10% cap: The EC held the position that the 10% cap applies when the decision to impose the fine is adopted. The CoJ took a different position, pointing out that Article 23(2) of Regulation 1/2003 clearly refers to the “undertaking participating in the infringement” and that it would be strange to have two interpretations of undertaking – one for attributing liability and another for calculating the 10% cap. Therefore, when “an undertaking regarded by the [EC] as responsible for an infringement of Article  is acquired by another undertaking within which it retains, as a subsidiary, the status of a distinct economic entity, the [EC] must take account of each of those economic entities in order to apply to them, where necessary, the 10% upper limit.” Rather than consistently use the term “undertaking” in its judgment, the CoJ uses the term “distinct economic entity,” which can be confusing. With this holding, the CoJ is saying that the subsidiary, while becoming part of the parent company’s undertaking post-acquisition, retains its past identity as a separate undertaking.
Pre-March 1997, YKK Stocko was a separate undertaking. Therefore, it was individually responsible for its conduct prior to the acquisition. The EC would need to go back and recalculate the portion of the fine that YKK Stocko was individually responsible for in order to ensure that it did not exceed the 10% cap. As a result, our reading of the CoJ ruling suggests that the EC would have to impose two separate fines. The first fine would be for the subsidiary’s conduct pre-March 1997, i.e. prior to it being acquired by YKK Corp and YKK Holding, for which it would be individually responsible and which would not exceed 10% of its 2006 turnover. The second fine would be imposed on both the subsidiary and the parents for the subsidiary’s post-acquisition conduct, for which both parents, YKK Corp and YKK Holding, would be jointly and severally liable and which would not exceed 10% of the entire YKK group’s turnover.

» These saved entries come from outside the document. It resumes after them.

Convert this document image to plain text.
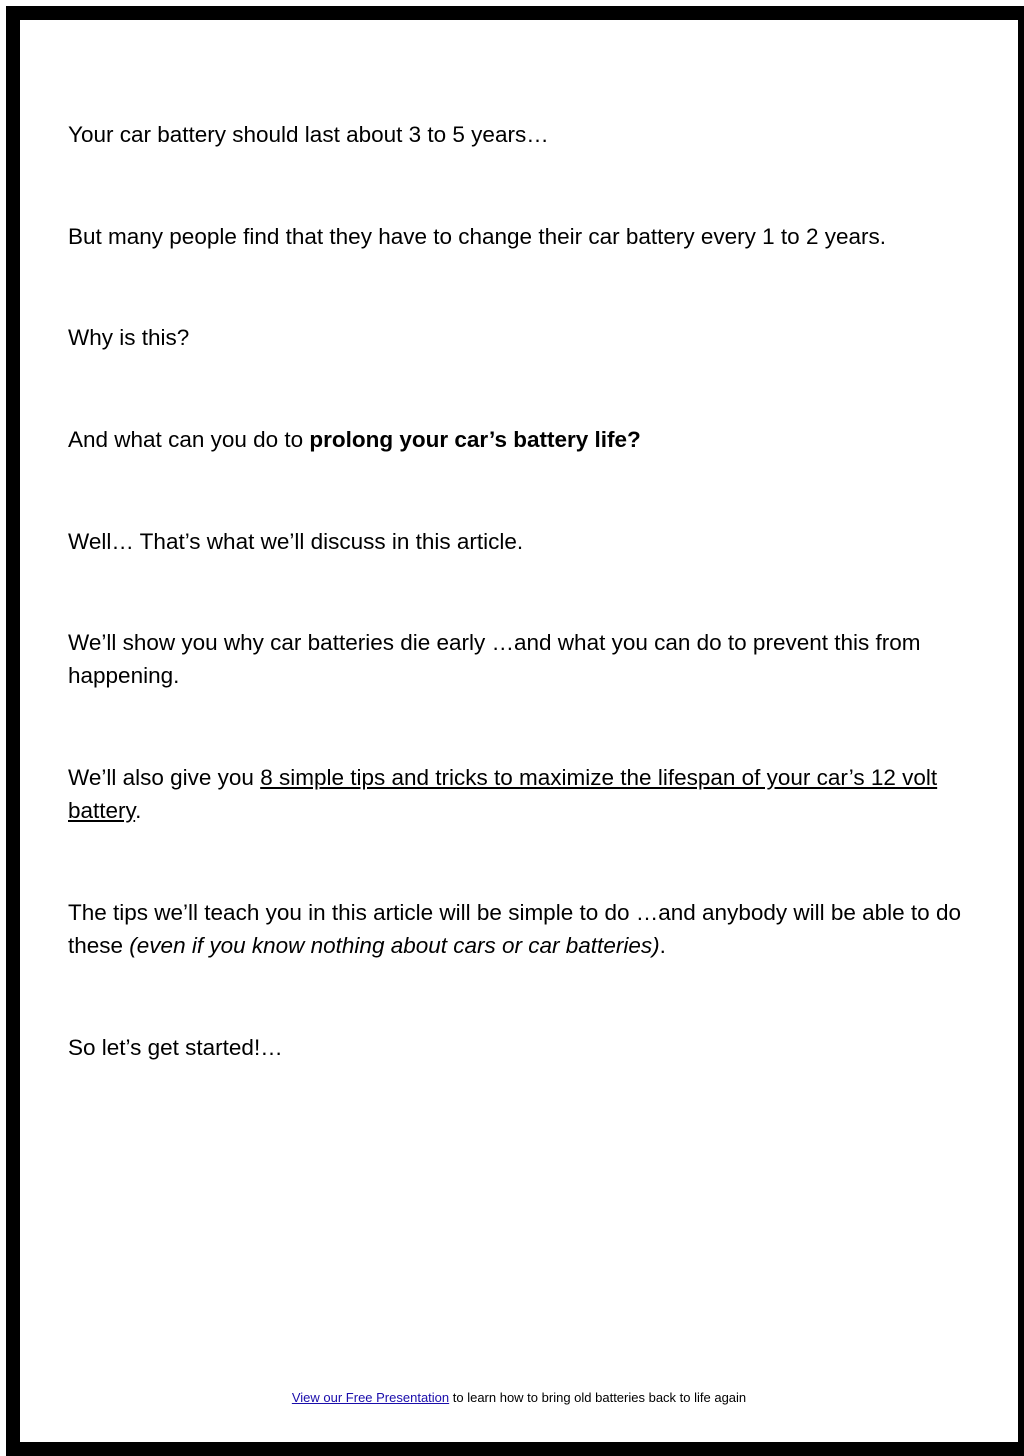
Your car battery should last about 3 to 5 years…

But many people find that they have to change their car battery every 1 to 2 years.

Why is this?

And what can you do to prolong your car’s battery life?

Well… That’s what we’ll discuss in this article.

We’ll show you why car batteries die early …and what you can do to prevent this from happening.

We’ll also give you 8 simple tips and tricks to maximize the lifespan of your car’s 12 volt battery.

The tips we’ll teach you in this article will be simple to do …and anybody will be able to do these (even if you know nothing about cars or car batteries).

So let’s get started!…

View our Free Presentation to learn how to bring old batteries back to life again
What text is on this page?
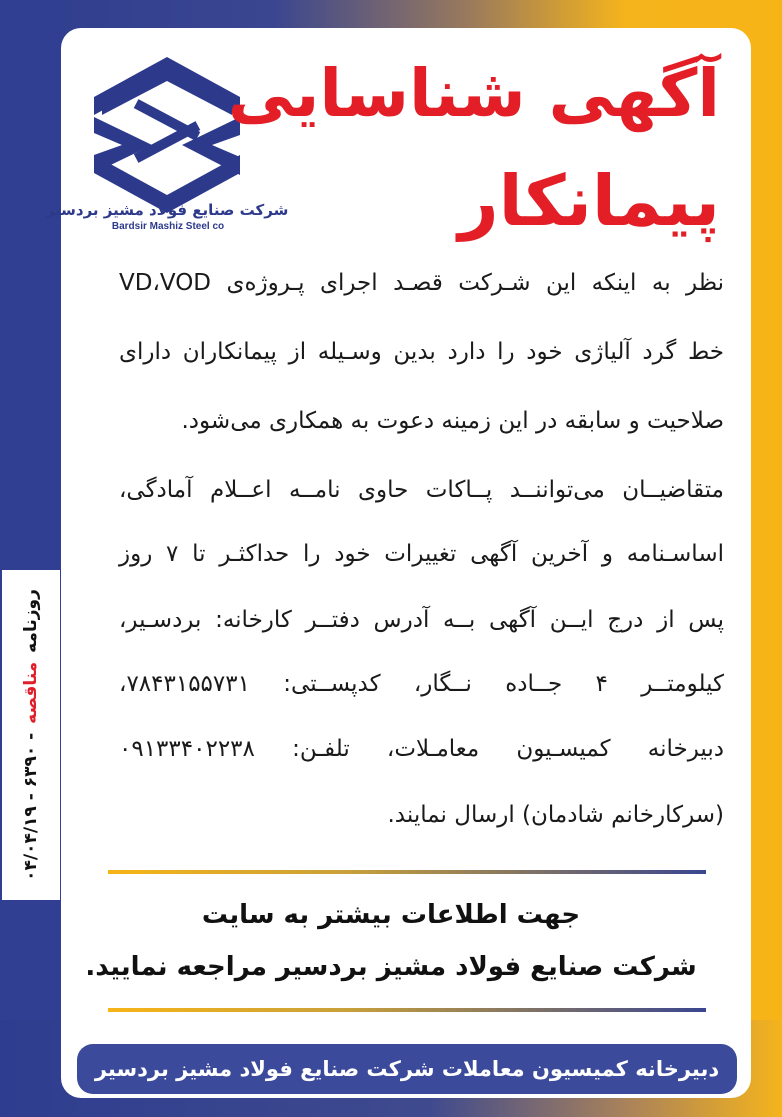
روزنامه مناقصه - ۶۳۹۰ - ۰۴/۰۴/۱۹
شرکت صنایع فولاد مشیز بردسیر
Bardsir Mashiz Steel co
آگهی شناسایی
پیمانکار
نظر به اینکه این شـرکت قصـد اجرای پـروژه‌ی VD،VOD
خط گرد آلیاژی خود را دارد بدین وسـیله از پیمانکاران دارای
صلاحیت و سابقه در این زمینه دعوت به همکاری می‌شود.
متقاضیــان می‌تواننــد پــاکات حاوی نامــه اعــلام آمادگی،
اساسـنامه و آخرین آگهی تغییرات خود را حداکثـر تا ۷ روز
پس از درج ایــن آگهی بــه آدرس دفتــر کارخانه: بردسـیر،
کیلومتــر ۴ جــاده نــگار، کدپســتی: ۷۸۴۳۱۵۵۷۳۱،
دبیرخانه کمیسـیون معامـلات، تلفـن: ۰۹۱۳۳۴۰۲۲۳۸
(سرکارخانم شادمان) ارسال نمایند.
جهت اطلاعات بیشتر به سایت
شرکت صنایع فولاد مشیز بردسیر مراجعه نمایید.
دبیرخانه کمیسیون معاملات شرکت صنایع فولاد مشیز بردسیر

Deterrence multiplier: The CoJ noted that the deterrence multiplier is designed to penalize the offending undertaking and to deter others from infringing EU competition law. In order for the deterrence factor to “deter,” the EC must be able to take into account the size and resources of the undertaking in question when the decision is adopted. The CoJ therefore concluded that it is irrelevant that the parent company is not jointly and severally liable for the subsidiary’s behavior at some point in the past. The deterrence multiplier is forward-looking: it is supposed to modify undertakings’ future behaviors, and should therefore be applied to the undertaking as it is when the decision is adopted.
Observations: In the EC’s defense on the issue of when to apply the 10% cap, the EC argued that when a parent company bought the subsidiary that was infringing Art. 101 (1) TFEU, it also bought the risk. The parent company should have included in the contract of sale a provision that would have allowed it to receive compensation from the seller(s). This is a somewhat disingenuous argument. In most acquisitions it would be difficult to negotiate a provision that stands for numerous years, which would compensate the buyer for such an event. Fortunately for parent companies who regularly acquire businesses, the CoJ disagreed with the EC.
As the Commission acknowledged at the hearing with regard to the part of the fine for which YKK Stocko was held to be solely liable, the EC would not be able to enforce that part of the fine against the parent company if YKK Stocko were to default on payment. A company cannot be held responsible for infringements committed independently by its subsidiaries before the date of their acquisition, since the latter must themselves answer for their unlawful conduct prior to that acquisition.
While the EC is certainly correct, the welcomed ruling from the CoJ states that it has to implement the individual liability principle not only as it relates to the recoverability of the fine against the parent, but also when calculating fines on the subsidiary and its parent(s), in particular in relation to the 10% cap.